I do not know the answer to your above question, but I can tell you what I am doing, and I will let you know how it works out.  Of course, these things take time.


I have a couple really REALLY nice heritage RIR roos, and I plan to put them over my Silver Laced Wyandotte hens.  Hmmm, I wonder what will happen to the combs, as the SLWs and rose comb, and the RIRs are stand up comb.  Anyway, that is what I am doing, and I will have to re-check this, but I believe it will give a white chick for males and a reddish chick for the gals. 


I think this should produce a very nice healthy chicken, which will lay nice brown eggs.  It may take a while for it to start laying, because the RIRs, especially heritage, can be as long as nine months to start, but my hope is that then these hens will continue to lay for a long time; read years.


They will be coming from nice healthy stock.


Like I say, I will let you know.  I really like these RIR roos, as they are calm and non aggressive.  I cannot have an aggressive roo as I am a little fragile.  It is a death sentence here to attack me.

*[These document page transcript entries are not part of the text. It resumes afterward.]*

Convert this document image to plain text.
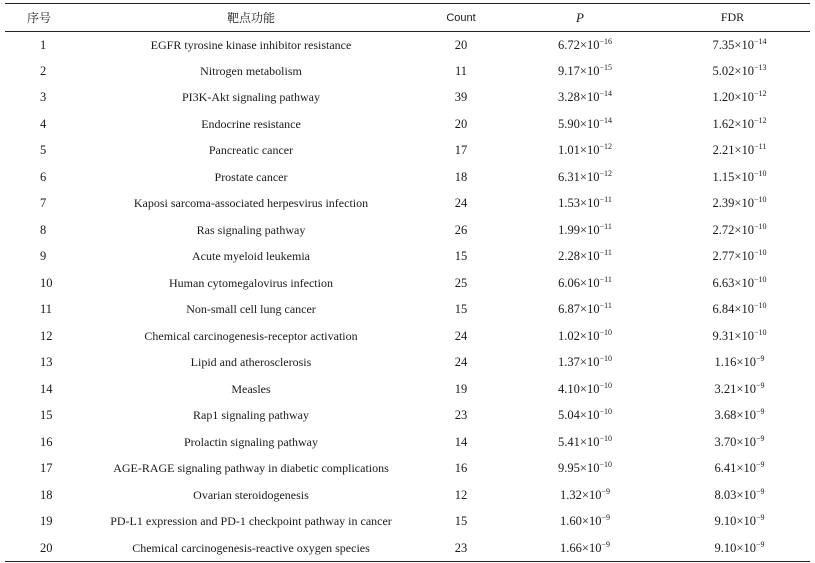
序号	靶点功能	Count	P	FDR
1	EGFR tyrosine kinase inhibitor resistance	20	$6.72\times 10^{-16}$	$7.35\times 10^{-14}$
2	Nitrogen metabolism	11	$9.17\times 10^{-15}$	$5.02\times 10^{-13}$
3	PI3K-Akt signaling pathway	39	$3.28\times 10^{-14}$	$1.20\times 10^{-12}$
4	Endocrine resistance	20	$5.90\times 10^{-14}$	$1.62\times 10^{-12}$
5	Pancreatic cancer	17	$1.01\times 10^{-12}$	$2.21\times 10^{-11}$
6	Prostate cancer	18	$6.31\times 10^{-12}$	$1.15\times 10^{-10}$
7	Kaposi sarcoma-associated herpesvirus infection	24	$1.53\times 10^{-11}$	$2.39\times 10^{-10}$
8	Ras signaling pathway	26	$1.99\times 10^{-11}$	$2.72\times 10^{-10}$
9	Acute myeloid leukemia	15	$2.28\times 10^{-11}$	$2.77\times 10^{-10}$
10	Human cytomegalovirus infection	25	$6.06\times 10^{-11}$	$6.63\times 10^{-10}$
11	Non-small cell lung cancer	15	$6.87\times 10^{-11}$	$6.84\times 10^{-10}$
12	Chemical carcinogenesis-receptor activation	24	$1.02\times 10^{-10}$	$9.31\times 10^{-10}$
13	Lipid and atherosclerosis	24	$1.37\times 10^{-10}$	$1.16\times 10^{-9}$
14	Measles	19	$4.10\times 10^{-10}$	$3.21\times 10^{-9}$
15	Rap1 signaling pathway	23	$5.04\times 10^{-10}$	$3.68\times 10^{-9}$
16	Prolactin signaling pathway	14	$5.41\times 10^{-10}$	$3.70\times 10^{-9}$
17	AGE-RAGE signaling pathway in diabetic complications	16	$9.95\times 10^{-10}$	$6.41\times 10^{-9}$
18	Ovarian steroidogenesis	12	$1.32\times 10^{-9}$	$8.03\times 10^{-9}$
19	PD-L1 expression and PD-1 checkpoint pathway in cancer	15	$1.60\times 10^{-9}$	$9.10\times 10^{-9}$
20	Chemical carcinogenesis-reactive oxygen species	23	$1.66\times 10^{-9}$	$9.10\times 10^{-9}$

I don't have Bramas.  I did study the subject for a while before I picked on the above combo./img/smilies/big_smile.png


Catherine


A RIR Rooster over a Silver Laced Wyandotte hen will give you a red sex link. The female chicks will have reddish down, the males yellow down. You have it right.

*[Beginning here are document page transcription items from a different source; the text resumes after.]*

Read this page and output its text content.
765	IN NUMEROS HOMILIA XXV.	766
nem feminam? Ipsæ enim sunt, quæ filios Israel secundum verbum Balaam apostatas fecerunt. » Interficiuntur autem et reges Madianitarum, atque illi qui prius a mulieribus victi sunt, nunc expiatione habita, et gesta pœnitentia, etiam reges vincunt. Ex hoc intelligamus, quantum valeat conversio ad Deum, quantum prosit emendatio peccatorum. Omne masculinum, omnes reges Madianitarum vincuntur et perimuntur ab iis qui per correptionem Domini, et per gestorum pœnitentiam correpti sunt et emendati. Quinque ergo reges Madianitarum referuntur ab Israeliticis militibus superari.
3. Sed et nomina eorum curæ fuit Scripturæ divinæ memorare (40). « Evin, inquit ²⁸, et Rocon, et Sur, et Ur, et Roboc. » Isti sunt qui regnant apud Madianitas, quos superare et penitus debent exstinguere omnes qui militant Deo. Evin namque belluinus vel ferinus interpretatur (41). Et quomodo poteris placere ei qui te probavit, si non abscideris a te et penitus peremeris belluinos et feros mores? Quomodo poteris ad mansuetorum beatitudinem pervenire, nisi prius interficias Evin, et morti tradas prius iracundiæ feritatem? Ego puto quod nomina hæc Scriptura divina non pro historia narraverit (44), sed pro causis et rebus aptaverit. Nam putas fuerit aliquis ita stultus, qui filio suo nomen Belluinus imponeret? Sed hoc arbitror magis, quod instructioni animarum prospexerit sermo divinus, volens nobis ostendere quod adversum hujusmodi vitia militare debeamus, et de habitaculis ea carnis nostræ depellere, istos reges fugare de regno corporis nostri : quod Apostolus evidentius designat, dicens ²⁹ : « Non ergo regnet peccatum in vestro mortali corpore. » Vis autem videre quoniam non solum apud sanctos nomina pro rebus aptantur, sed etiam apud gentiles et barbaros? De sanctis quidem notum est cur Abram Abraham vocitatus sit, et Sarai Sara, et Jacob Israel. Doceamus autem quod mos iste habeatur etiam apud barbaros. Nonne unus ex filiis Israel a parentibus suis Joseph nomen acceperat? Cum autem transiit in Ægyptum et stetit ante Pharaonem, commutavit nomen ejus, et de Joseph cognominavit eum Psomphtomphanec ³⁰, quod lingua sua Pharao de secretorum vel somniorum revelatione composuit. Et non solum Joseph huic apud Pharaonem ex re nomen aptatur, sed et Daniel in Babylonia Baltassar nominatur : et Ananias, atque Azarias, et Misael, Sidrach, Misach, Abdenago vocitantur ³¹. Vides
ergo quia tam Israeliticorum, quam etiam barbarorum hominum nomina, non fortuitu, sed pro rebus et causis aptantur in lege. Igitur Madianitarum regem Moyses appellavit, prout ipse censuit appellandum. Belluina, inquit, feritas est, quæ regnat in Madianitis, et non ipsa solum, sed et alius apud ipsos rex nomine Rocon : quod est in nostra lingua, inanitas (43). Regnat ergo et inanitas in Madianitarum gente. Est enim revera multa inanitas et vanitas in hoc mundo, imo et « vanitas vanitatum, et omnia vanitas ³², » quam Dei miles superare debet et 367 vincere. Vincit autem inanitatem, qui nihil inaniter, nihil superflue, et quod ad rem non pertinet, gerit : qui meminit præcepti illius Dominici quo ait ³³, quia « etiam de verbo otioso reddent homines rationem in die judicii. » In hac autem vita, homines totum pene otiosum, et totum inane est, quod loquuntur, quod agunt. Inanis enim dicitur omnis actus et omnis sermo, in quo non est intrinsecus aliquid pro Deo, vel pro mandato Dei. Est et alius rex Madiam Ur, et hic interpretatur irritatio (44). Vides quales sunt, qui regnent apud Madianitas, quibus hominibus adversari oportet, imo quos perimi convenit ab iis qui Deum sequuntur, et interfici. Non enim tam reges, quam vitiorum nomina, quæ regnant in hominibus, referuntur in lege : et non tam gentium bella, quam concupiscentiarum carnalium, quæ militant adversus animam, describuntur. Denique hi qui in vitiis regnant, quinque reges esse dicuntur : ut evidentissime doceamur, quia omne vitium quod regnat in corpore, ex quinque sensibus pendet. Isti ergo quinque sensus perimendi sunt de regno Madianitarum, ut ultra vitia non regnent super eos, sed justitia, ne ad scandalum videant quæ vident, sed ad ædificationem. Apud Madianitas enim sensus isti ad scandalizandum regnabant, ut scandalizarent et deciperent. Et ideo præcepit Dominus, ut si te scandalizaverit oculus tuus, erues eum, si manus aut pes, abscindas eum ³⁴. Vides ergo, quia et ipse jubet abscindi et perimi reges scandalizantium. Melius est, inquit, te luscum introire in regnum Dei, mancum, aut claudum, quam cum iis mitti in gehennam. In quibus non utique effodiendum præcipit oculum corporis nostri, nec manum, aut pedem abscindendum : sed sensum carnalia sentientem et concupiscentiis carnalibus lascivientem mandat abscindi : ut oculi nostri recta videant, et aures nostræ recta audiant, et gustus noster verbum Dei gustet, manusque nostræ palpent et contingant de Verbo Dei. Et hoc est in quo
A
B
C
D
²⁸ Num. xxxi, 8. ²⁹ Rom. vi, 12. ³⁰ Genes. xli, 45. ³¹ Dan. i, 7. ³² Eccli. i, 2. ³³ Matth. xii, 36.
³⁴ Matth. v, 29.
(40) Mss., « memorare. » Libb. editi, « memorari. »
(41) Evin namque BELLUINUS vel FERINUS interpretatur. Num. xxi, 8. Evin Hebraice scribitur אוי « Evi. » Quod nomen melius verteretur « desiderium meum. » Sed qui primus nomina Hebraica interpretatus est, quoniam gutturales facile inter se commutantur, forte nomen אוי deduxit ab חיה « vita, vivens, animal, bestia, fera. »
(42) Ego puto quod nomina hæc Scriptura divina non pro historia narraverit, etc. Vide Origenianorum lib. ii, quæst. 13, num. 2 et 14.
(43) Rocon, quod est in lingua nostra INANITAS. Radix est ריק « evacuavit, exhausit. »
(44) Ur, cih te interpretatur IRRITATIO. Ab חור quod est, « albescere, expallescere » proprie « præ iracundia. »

I won’t go into the genetics but your chicks will have arose comb, like the Wyandotte.
 
If I have a new Hampshire red rooster and golden comet sex links, can I breed them and get healthy babies? If I breed new Hampshire red TO a rir, will it still be sexible at hatch?
 
If I have a new Hampshire red rooster and golden comet sex links, can I breed them and get healthy babies? If I breed new Hampshire red TO a rir, will it still be sexible at hatch?
Why wouldn't you be able to breed them and get healthy babies? Both are chickens. Same species.
Red roosters bred to red hens will not produce sexlinked chicks.
 
If I have red sex link hens, what rooster can I back breed to produce sex links from the sex links?
Red sexlink hens can not produce more red sexlinks, regardless of the rooster they are paired with. They don't have the required 'silver' base color required. They inherit their father's red base color only. That's what makes them sexlinked. Red sexlinks are produced by breeding a red rooster with a silver hen. The males get the silver coloring, and the females get the red. It's the silver gene from the hen that is the important part of the equation for red sexlinks. A red sexlink hen cannot inherit a silver gene, and is, therefore, unable to produce more sexlinked chicks.

Someone told me I might get genetic problems.
You were misinformed.
 
I have a Buff Orpington rooster and Barred Rock hens. I read through how the black sexlinks work and am good with that. I was wondering though, the only places I see the chicks from this cross mentioned, they say they have yellow faces. Is it still going to be easy to tell them apart since I'm not using a red rooster?
 
I have a Buff Orpington rooster and Barred Rock hens. I read through how the black sexlinks work and am good with that. I was wondering though, the only places I see the chicks from this cross mentioned, they say they have yellow faces. Is it still going to be easy to tell them apart since I'm not using a red rooster?
The buff genes do put up more a 'fight' against extended black than other genes, but it still doesn't affect the sexlinking. Only the males will have the white spots on the back of the head, indicating the presence of the barring gene.
 
The buff genes do put up more a 'fight' against extended black than other genes, but it still doesn't affect the sexlinking. Only the males will have the white spots on the back of the head, indicating the presence of the barring gene.

Right, but I see pics of chicks like this and I get nervous. Would the female just have an all black head still?